With help from local philanthropist Stanley Milner, Corburn pursued a campaign to replace Edmonton’s acropolis, and in 1965 the City and Library Board agreed that the construction of a new central library would become its principal Centennial project. When the new Centennial Branch opened in 1967, the Carnegie’s death notice came. The jubilant spirits surrounding Canada’s hundredth birthday likely softened the blow. As historian Tony Cashman recalled, “I don’t remember anyone complaining at the time. People were quite excited about the new library in the square. It certainly wasn’t controversial.” Indeed, one Journal columnist summed up the thoughts of most when he opined that “the old place will be missed. It gave much reading pleasure to many and we acknowledge the debt. However, there is no denying that its facilities were overtaxed by a growing Edmonton, and we can all take pride in its handsome successor.” 

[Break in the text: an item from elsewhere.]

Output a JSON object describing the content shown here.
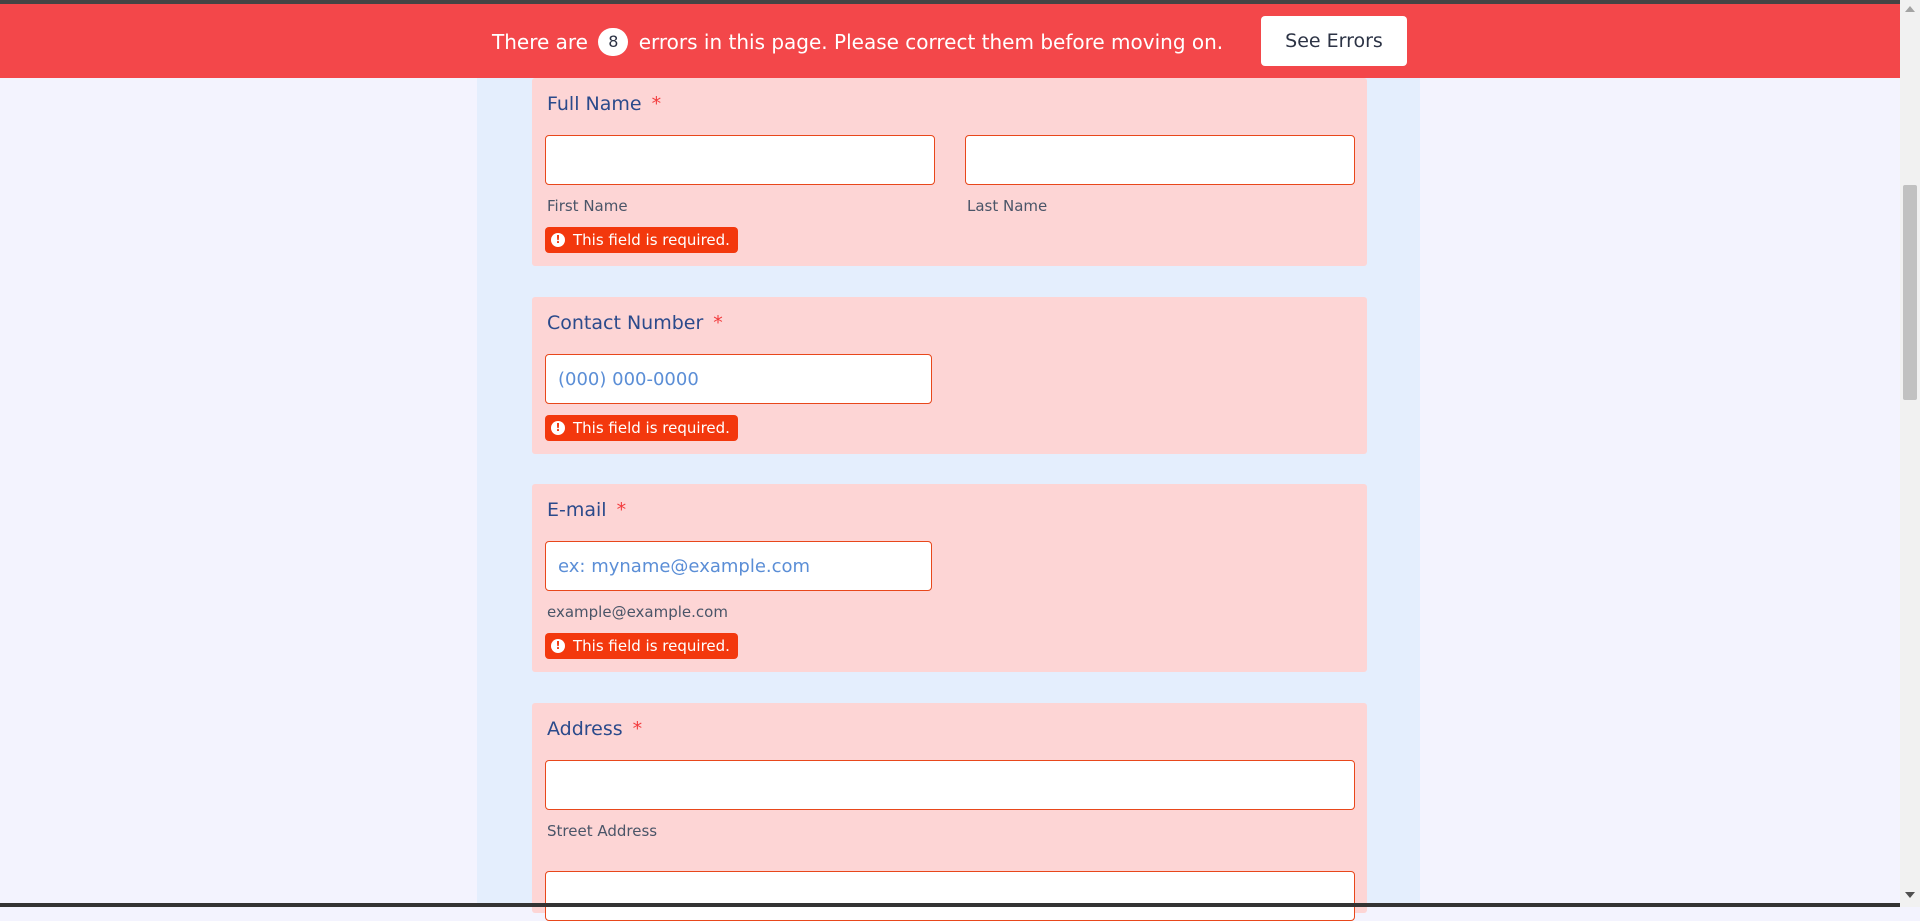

The City awarded Poole Construction — the library’s builder forty-six years prior — the contract for the Carnegie’s destruction, and demolition commenced in August 1968. Work lasted nearly three months. It turns out the ol’ building was made of sterner stuff then most. “It was no pushover,” Art Evans eulogized: 

“The process seemed painfully slow to passerby who had made good use of the library for many years and in doing so developed an affection for the building itself. When it comes time for old friends to go down, buildings or people, we prefer a quick ending. But the library lingered on as though reluctant to leave the scene without a struggle.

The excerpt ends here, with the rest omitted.